Now let's add 500 more people into our same scenario riding between 11 AM and 4 PM. That's a 3% increase (500/15500), and we'll get an increase in the posted wait time of 5 minutes to 10 minutes, just like Josh showed. Note that 400 extra people would be only 2.5%, but would still show the average ride time as 10 minutes because it's rounded to the nearest 5 minutes.
Now, obviously there are some omissions in this analysis, obviously there are people on the ride before 11 AM and after 4 PM. Those people would only lower the % increase in overall ridership for the day that is required for the given bump, let's say it's exactly at capacity in those hours -- now we're looking at 500/30500 (1.6%) instead of 500/15500. That's not really true of course, it's going to be under capacity some of that time. And also if we only have 500 more people than the day before, some of them are going to ride in those hours where it's under capacity. And we all know that the line will be bouncy, and they won't all show up at the "right time" as they did in this analysis, although that smoothing assumption doesn't really affect the analysis badly since we are looking at averages.

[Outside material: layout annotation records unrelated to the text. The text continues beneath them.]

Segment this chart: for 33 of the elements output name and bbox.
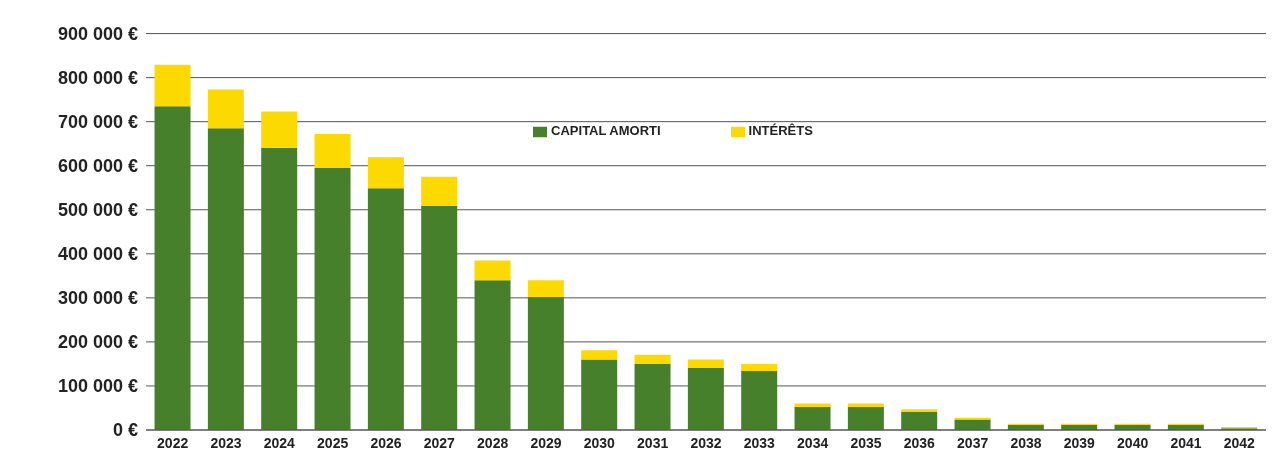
x-tick-label: 2032 [690,434,722,451]
x-tick-label: 2041 [1170,434,1202,451]
x-tick-label: 2036 [903,434,936,451]
x-tick-label: 2034 [797,434,829,451]
y-tick-label: 500 000 € [57,200,138,221]
x-tick-label: 2027 [423,434,456,451]
x-tick-label: 2035 [850,434,882,451]
x-tick-label: 2040 [1117,434,1149,451]
x-tick-label: 2024 [263,434,296,451]
x-tick-label: 2031 [637,434,669,451]
x-tick-label: 2033 [743,434,776,451]
x-tick-label: 2023 [210,434,242,451]
y-tick-label: 400 000 € [57,244,138,265]
legend-label: INTÉRÊTS [748,123,813,138]
legend-label: CAPITAL AMORTI [551,123,661,138]
y-tick-label: 700 000 € [57,112,138,133]
x-tick-label: 2029 [530,434,562,451]
x-tick-label: 2037 [957,434,989,451]
x-tick-label: 2030 [583,434,616,451]
y-tick-label: 200 000 € [57,332,138,353]
x-tick-label: 2042 [1223,434,1256,451]
x-tick-label: 2028 [477,434,509,451]
y-tick-label: 300 000 € [57,288,138,309]
x-tick-label: 2022 [157,434,189,451]
y-tick-label: 800 000 € [57,68,138,88]
x-tick-label: 2038 [1010,434,1042,451]
x-tick-label: 2026 [370,434,402,451]
y-tick-label: 900 000 € [57,23,138,44]
x-tick-label: 2025 [317,434,349,451]
y-tick-label: 600 000 € [57,156,138,177]
x-tick-label: 2039 [1063,434,1096,451]
y-tick-label: 0 € [112,420,138,441]
y-tick-label: 100 000 € [57,376,138,397]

The difficulties of assessing the affects of a a given boost on the spread is why there is an entire branch of mathematics called queuing theory. However, given that ignoring the riders who are out of window when calculating the % increase and assuming that all of those riders are riding in the window are assumptions that create inaccuracies in the opposite direction (they compensate for each other), then the numbers from this analysis are not an unreasonable simplification. So taking the # of people that results in a 5 minute average wait and increasing it by only 3% has the potential to increase the average wait to 10 minutes.

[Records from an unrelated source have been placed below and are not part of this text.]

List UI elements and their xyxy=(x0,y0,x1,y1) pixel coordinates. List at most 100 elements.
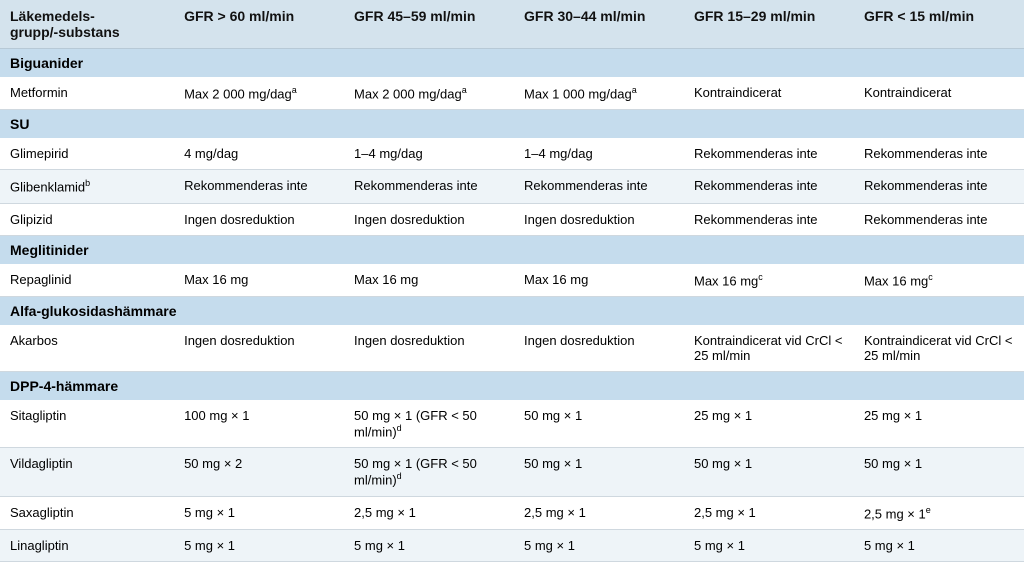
table-row: Akarbos Ingen dosreduktion Ingen dosredukt… xyxy=(0,325,1024,372)
dose-cell: Rekommenderas inte xyxy=(684,203,854,235)
cell-text: Rekommenderas inte xyxy=(694,146,818,161)
dose-cell: Kontraindicerat vid CrCl < 25 ml/min xyxy=(854,325,1024,372)
cell-text: Max 16 mg xyxy=(864,273,928,288)
dose-cell: Max 16 mg xyxy=(344,264,514,297)
cell-text: 1–4 mg/dag xyxy=(354,146,423,161)
footnote-marker: a xyxy=(292,85,297,95)
dose-cell: 5 mg × 1 xyxy=(174,496,344,529)
cell-text: Glimepirid xyxy=(10,146,69,161)
dose-cell: Ingen dosreduktion xyxy=(514,325,684,372)
dose-cell: 2,5 mg × 1 xyxy=(684,496,854,529)
cell-text: Max 1 000 mg/dag xyxy=(524,86,632,101)
section-row: DPP-4-hämmare xyxy=(0,371,1024,400)
column-header-4: GFR 15–29 ml/min xyxy=(684,0,854,49)
dose-cell: Ingen dosreduktion xyxy=(174,203,344,235)
section-row: Alfa-glukosidashämmare xyxy=(0,296,1024,325)
section-row: Biguanider xyxy=(0,49,1024,78)
cell-text: Akarbos xyxy=(10,333,58,348)
table-row: Sitagliptin100 mg × 150 mg × 1 (GFR < 50… xyxy=(0,400,1024,448)
dose-cell: Max 16 mgc xyxy=(684,264,854,297)
dose-cell: 5 mg × 1 xyxy=(344,529,514,561)
cell-text: Metformin xyxy=(10,85,68,100)
table-row: MetforminMax 2 000 mg/dagaMax 2 000 mg/d… xyxy=(0,77,1024,110)
cell-text: Rekommenderas inte xyxy=(184,178,308,193)
dose-cell: Kontraindicerat xyxy=(684,77,854,110)
table-row: Vildagliptin50 mg × 250 mg × 1 (GFR < 50… xyxy=(0,448,1024,496)
drug-name-cell: Sitagliptin xyxy=(0,400,174,448)
cell-text: Ingen dosreduktion xyxy=(184,212,295,227)
cell-text: Kontraindicerat vid CrCl < 25 ml/min xyxy=(864,333,1012,363)
dose-cell: Rekommenderas inte xyxy=(854,203,1024,235)
dose-cell: Max 2 000 mg/daga xyxy=(174,77,344,110)
drug-name-cell: Glipizid xyxy=(0,203,174,235)
dose-cell: 25 mg × 1 xyxy=(684,400,854,448)
section-title: DPP-4-hämmare xyxy=(0,371,1024,400)
header-text: grupp/-substans xyxy=(10,24,120,40)
table-row: GlibenklamidbRekommenderas inteRekommend… xyxy=(0,170,1024,203)
cell-text: 50 mg × 1 (GFR < 50 ml/min) xyxy=(354,408,477,439)
dose-cell: 1–4 mg/dag xyxy=(514,138,684,170)
cell-text: 25 mg × 1 xyxy=(864,408,922,423)
dose-cell: Kontraindicerat vid CrCl < 25 ml/min xyxy=(684,325,854,372)
table-row: Glimepirid 4 mg/dag 1–4 mg/dag 1–4 mg/dag Re… xyxy=(0,138,1024,170)
cell-text: 50 mg × 1 (GFR < 50 ml/min) xyxy=(354,456,477,487)
cell-text: Max 2 000 mg/dag xyxy=(184,86,292,101)
cell-text: Rekommenderas inte xyxy=(864,178,988,193)
dose-cell: 50 mg × 1 (GFR < 50 ml/min)d xyxy=(344,448,514,496)
header-text: GFR 45–59 ml/min xyxy=(354,8,475,24)
footnote-marker: d xyxy=(397,471,402,481)
dose-cell: 50 mg × 2 xyxy=(174,448,344,496)
cell-text: Ingen dosreduktion xyxy=(354,333,465,348)
cell-text: 2,5 mg × 1 xyxy=(864,506,926,521)
dose-cell: 1–4 mg/dag xyxy=(344,138,514,170)
cell-text: Max 2 000 mg/dag xyxy=(354,86,462,101)
cell-text: 5 mg × 1 xyxy=(694,538,745,553)
cell-text: Rekommenderas inte xyxy=(864,212,988,227)
dose-cell: Ingen dosreduktion xyxy=(344,325,514,372)
cell-text: 50 mg × 1 xyxy=(694,456,752,471)
cell-text: Kontraindicerat xyxy=(864,85,951,100)
dose-cell: Kontraindicerat xyxy=(854,77,1024,110)
cell-text: 1–4 mg/dag xyxy=(524,146,593,161)
dose-cell: Rekommenderas inte xyxy=(854,138,1024,170)
table-row: GlipizidIngen dosreduktionIngen dosreduk… xyxy=(0,203,1024,235)
cell-text: Linagliptin xyxy=(10,538,69,553)
cell-text: Glipizid xyxy=(10,212,53,227)
section-title: Alfa-glukosidashämmare xyxy=(0,296,1024,325)
footnote-marker: a xyxy=(462,85,467,95)
footnote-marker: d xyxy=(397,423,402,433)
cell-text: Rekommenderas inte xyxy=(524,178,648,193)
table-row: Linagliptin5 mg × 15 mg × 15 mg × 15 mg … xyxy=(0,529,1024,561)
dose-cell: Rekommenderas inte xyxy=(684,170,854,203)
dose-cell: Rekommenderas inte xyxy=(174,170,344,203)
dose-cell: 50 mg × 1 xyxy=(514,448,684,496)
header-text: GFR 30–44 ml/min xyxy=(524,8,645,24)
cell-text: Rekommenderas inte xyxy=(354,178,478,193)
cell-text: 50 mg × 1 xyxy=(864,456,922,471)
cell-text: Max 16 mg xyxy=(524,272,588,287)
header-text: GFR > 60 ml/min xyxy=(184,8,294,24)
column-header-5: GFR < 15 ml/min xyxy=(854,0,1024,49)
dose-cell: Rekommenderas inte xyxy=(514,170,684,203)
section-title: Biguanider xyxy=(0,49,1024,78)
dose-cell: 2,5 mg × 1e xyxy=(854,496,1024,529)
table-body: BiguaniderMetforminMax 2 000 mg/dagaMax … xyxy=(0,49,1024,562)
cell-text: 25 mg × 1 xyxy=(694,408,752,423)
dose-cell: 5 mg × 1 xyxy=(684,529,854,561)
cell-text: Repaglinid xyxy=(10,272,71,287)
footnote-marker: a xyxy=(632,85,637,95)
cell-text: 4 mg/dag xyxy=(184,146,238,161)
column-header-3: GFR 30–44 ml/min xyxy=(514,0,684,49)
table-head: Läkemedels-grupp/-substansGFR > 60 ml/mi… xyxy=(0,0,1024,49)
dose-cell: 5 mg × 1 xyxy=(514,529,684,561)
dose-cell: Max 16 mg xyxy=(514,264,684,297)
dosing-table: Läkemedels-grupp/-substansGFR > 60 ml/mi… xyxy=(0,0,1024,562)
section-title: SU xyxy=(0,110,1024,139)
dose-cell: Max 16 mg xyxy=(174,264,344,297)
cell-text: Max 16 mg xyxy=(184,272,248,287)
cell-text: Max 16 mg xyxy=(354,272,418,287)
column-header-1: GFR > 60 ml/min xyxy=(174,0,344,49)
header-row: Läkemedels-grupp/-substansGFR > 60 ml/mi… xyxy=(0,0,1024,49)
section-row: SU xyxy=(0,110,1024,139)
cell-text: Rekommenderas inte xyxy=(864,146,988,161)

OK, not all of those 7% are going to want to ride Figment. And we made some assumptions. Etc. But 3% is definitely close enough to the right range that no matter how much arguing you do about the assumptions and who lines up at different times etc., I don't think you can readily dismiss the idea that the increase in crowds on its own and in the absence of FP+ could account entirely for the changes in observed wait times on this ride.

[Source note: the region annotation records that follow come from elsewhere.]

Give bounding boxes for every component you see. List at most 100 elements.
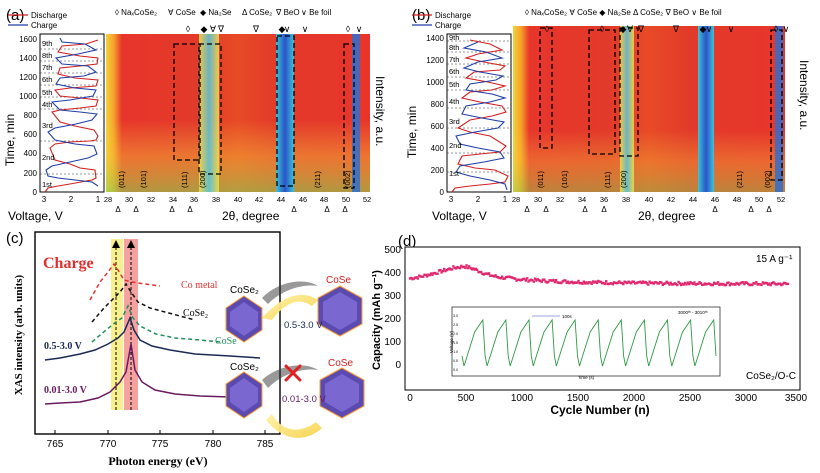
capacity-point — [610, 282, 613, 285]
inset-y-tick: 0.5 — [453, 359, 458, 363]
capacity-point — [757, 283, 761, 286]
capacity-point — [422, 275, 425, 278]
capacity-point — [781, 283, 784, 286]
panel-b-cycle-labels: 1st 2nd 3rd 4th 5th 6th 7th 8th 9th — [449, 33, 462, 178]
theta-tick: 40 — [645, 195, 653, 204]
capacity-point — [769, 283, 772, 287]
capacity-point — [674, 282, 678, 286]
capacity-point — [587, 281, 591, 284]
theta-tick: 32 — [147, 195, 155, 204]
x-tick: 2500 — [679, 393, 702, 404]
capacity-point — [511, 276, 514, 279]
capacity-point — [568, 281, 571, 285]
capacity-point — [552, 278, 555, 282]
scheme-arrow-bottom — [266, 414, 322, 438]
cycle-label: 2nd — [42, 153, 55, 162]
miller-index: (200) — [198, 170, 207, 188]
capacity-point — [487, 272, 491, 275]
panel-a-voltage-label: Voltage, V — [8, 209, 63, 223]
x-tick: 775 — [152, 439, 169, 450]
capacity-point — [719, 282, 722, 286]
svg-text:∀: ∀ — [210, 24, 217, 34]
cycle-label: 6th — [42, 75, 52, 84]
capacity-point — [483, 272, 487, 275]
capacity-point — [760, 283, 763, 287]
crystal-cose2-top — [225, 295, 263, 343]
capacity-point — [514, 277, 517, 280]
capacity-point — [541, 278, 545, 281]
inset-y-tick: 1.0 — [453, 350, 458, 354]
capacity-point — [647, 283, 650, 286]
svg-text:Δ: Δ — [524, 205, 530, 214]
capacity-point — [448, 267, 451, 270]
capacity-point — [612, 281, 616, 284]
capacity-point — [784, 282, 787, 285]
capacity-point — [549, 279, 553, 282]
x-tick: 780 — [205, 439, 222, 450]
capacity-point — [410, 276, 413, 280]
capacity-point — [752, 281, 755, 285]
phase-na2se: ◆ Na₂Se — [200, 8, 232, 17]
voltage-tick: 2 — [69, 195, 74, 204]
capacity-point — [543, 278, 546, 281]
capacity-point — [548, 279, 551, 282]
capacity-point — [773, 282, 776, 285]
capacity-point — [551, 279, 554, 282]
capacity-point — [577, 279, 580, 283]
phase-cose: ∀ CoSe — [168, 8, 196, 17]
capacity-point — [564, 279, 567, 282]
capacity-point — [664, 282, 667, 285]
capacity-point — [408, 277, 412, 280]
y-tick: 0 — [440, 188, 445, 197]
capacity-point — [765, 282, 768, 285]
svg-text:∇: ∇ — [217, 24, 225, 34]
capacity-point — [693, 281, 696, 284]
cycle-label: 1st — [449, 169, 460, 178]
capacity-point — [635, 281, 638, 285]
panel-d-rate: 15 A g⁻¹ — [756, 254, 793, 265]
y-tick: 200 — [24, 169, 38, 178]
capacity-point — [591, 280, 595, 283]
y-tick: 1400 — [19, 54, 37, 63]
capacity-point — [652, 282, 655, 285]
svg-text:◆: ◆ — [201, 24, 208, 34]
theta-tick: 36 — [600, 195, 608, 204]
capacity-point — [660, 281, 663, 284]
capacity-point — [759, 283, 762, 286]
capacity-point — [481, 272, 484, 275]
label-0-01-3-0-v: 0.01-3.0 V — [44, 385, 88, 396]
capacity-point — [637, 281, 641, 284]
capacity-point — [508, 275, 512, 279]
capacity-point — [558, 281, 562, 284]
y-tick: 1200 — [426, 56, 444, 65]
capacity-point — [479, 270, 483, 274]
capacity-point — [628, 281, 632, 284]
capacity-point — [524, 279, 528, 282]
capacity-point — [761, 281, 764, 284]
capacity-point — [595, 281, 599, 285]
scheme-swoosh-top — [262, 281, 318, 304]
voltage-tick: 1 — [96, 195, 101, 204]
capacity-point — [493, 275, 496, 278]
capacity-point — [657, 282, 660, 285]
miller-index: (111) — [180, 171, 189, 188]
y-tick: 300 — [384, 291, 401, 302]
capacity-point — [665, 280, 668, 283]
capacity-point — [411, 278, 414, 281]
capacity-point — [656, 282, 659, 285]
capacity-point — [423, 273, 426, 276]
capacity-point — [736, 282, 739, 285]
capacity-point — [431, 273, 434, 276]
capacity-point — [633, 282, 637, 285]
theta-tick: 50 — [755, 195, 763, 204]
capacity-point — [544, 280, 547, 283]
capacity-point — [676, 283, 679, 287]
panel-a-band-foil — [352, 34, 360, 192]
phase-na-x-cose2: ◊ NaₓCoSe₂ — [115, 8, 157, 17]
capacity-point — [518, 278, 521, 281]
capacity-point — [726, 281, 729, 285]
capacity-point — [435, 272, 438, 275]
capacity-point — [747, 282, 750, 286]
scheme-swoosh-bottom — [262, 365, 318, 388]
capacity-point — [626, 281, 629, 285]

As for other factors when comparing wait times between Jan/Feb 2013 and Jan/Feb 2014, some possibilities would be ride additions, ride closures, holidays, special events, vastly different park hours? Any special discounts or weather events that would affect attendance? Major recent addition at MK was 7DMT, but that was May 2014? I believe Splash Mountain had extended refurbs both years? The study period doesn't include Easter, so it's not affected by Easter being earlier. I'm not aware of any huge differences. That's also the slowest time of the year, would a June/July comparison yield different results?
Regardless, I can't picture any of those other factors having as much of an effect on wait times as FP+.
You've done a good job thinking of other factors, but in the light of the above analysis on how crowds might (note use of the word might) have an effect, you might not even need to consider any of these.
And again, I'm not saying that the bump wasn't due to FP+. I'm not saying it was due to the crowds. I'm saying there's enough uncertainty that you can't dismiss the effect of crowds and other factors without demonstrating that the effects are not as significant or more significant than the effect of FP+.